Blinken apparently wants to be the top international lawyer in the State Department, having failed to fill the position of State Department Legal Adviser during the entire last year.
But he has neither the time nor the qualifications to fulfill that role. Indeed, he seems quite ignorant of international law, with the U.S. calling mundlessly and by rote for the militarily intervening Russian forces to be careful to observe human rights.
Russia and the SCTO seem to be acting ulta vires, outside both
the terms of the SCTO Treaty itself and the relevant provisions of the U.N. Charter. The latter takes precedence over any conflicting provisions in the CSTO Treaty.

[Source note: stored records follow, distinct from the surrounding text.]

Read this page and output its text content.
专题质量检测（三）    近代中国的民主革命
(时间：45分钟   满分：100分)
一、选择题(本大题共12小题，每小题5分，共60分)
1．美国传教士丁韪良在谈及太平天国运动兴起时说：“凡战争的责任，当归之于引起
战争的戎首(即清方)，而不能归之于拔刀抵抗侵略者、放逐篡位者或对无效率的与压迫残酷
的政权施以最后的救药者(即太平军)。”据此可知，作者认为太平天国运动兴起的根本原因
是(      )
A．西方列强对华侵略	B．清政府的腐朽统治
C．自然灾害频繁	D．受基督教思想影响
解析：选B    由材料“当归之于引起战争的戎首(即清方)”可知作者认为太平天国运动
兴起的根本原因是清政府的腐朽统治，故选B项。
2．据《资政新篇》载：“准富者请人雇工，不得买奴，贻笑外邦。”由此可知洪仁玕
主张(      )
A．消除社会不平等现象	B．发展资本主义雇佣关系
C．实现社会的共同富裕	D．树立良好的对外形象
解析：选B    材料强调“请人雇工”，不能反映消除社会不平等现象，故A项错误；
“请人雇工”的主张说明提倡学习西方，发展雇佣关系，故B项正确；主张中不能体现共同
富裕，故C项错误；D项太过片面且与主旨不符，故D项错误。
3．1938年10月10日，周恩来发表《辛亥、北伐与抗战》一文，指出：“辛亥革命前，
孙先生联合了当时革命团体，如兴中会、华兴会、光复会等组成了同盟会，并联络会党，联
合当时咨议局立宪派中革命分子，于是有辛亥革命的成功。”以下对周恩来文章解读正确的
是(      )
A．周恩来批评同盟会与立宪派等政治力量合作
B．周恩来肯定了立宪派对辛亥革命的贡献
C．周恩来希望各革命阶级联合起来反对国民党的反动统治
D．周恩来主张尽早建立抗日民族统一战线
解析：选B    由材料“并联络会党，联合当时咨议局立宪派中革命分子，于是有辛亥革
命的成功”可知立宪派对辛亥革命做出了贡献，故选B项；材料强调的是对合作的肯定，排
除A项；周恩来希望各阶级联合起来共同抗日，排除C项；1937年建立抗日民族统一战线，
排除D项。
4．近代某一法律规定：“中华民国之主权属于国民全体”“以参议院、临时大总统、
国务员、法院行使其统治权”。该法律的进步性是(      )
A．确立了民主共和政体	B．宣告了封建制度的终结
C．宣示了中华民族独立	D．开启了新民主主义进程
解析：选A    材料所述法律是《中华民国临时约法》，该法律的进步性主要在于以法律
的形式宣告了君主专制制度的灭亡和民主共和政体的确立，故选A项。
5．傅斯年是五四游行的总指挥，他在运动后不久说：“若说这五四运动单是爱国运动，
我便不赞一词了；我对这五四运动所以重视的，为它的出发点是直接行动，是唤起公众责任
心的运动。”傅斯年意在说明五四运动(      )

Russia argues that it is sending “peacekeeping troops” to Kazakhstan, despite the fact that there has been no breach of international peace, and certainly no “armed attack” from abroad that might justify a CSTO operation in collective self-defense under Article 51 of the U.N. Charter.
Rather, what we see is one autocratic state intervening militarily to assist another autocratic state in putting down demonstrations and unrest whose ultimate goal is the protection of human rights and the establishment of democratic government.
This is an attempt to rewrite the rules of international relations with new Putin rules which contradict the fundamental purposes and principles of the United Nations Charter.
It does not take a giant leap of the imagination to understand how China could use its economic power to force neighboring states to join a security alliance such as the CSTO, and then intervene militarily in one of its neighbors to keep a friendly government n power.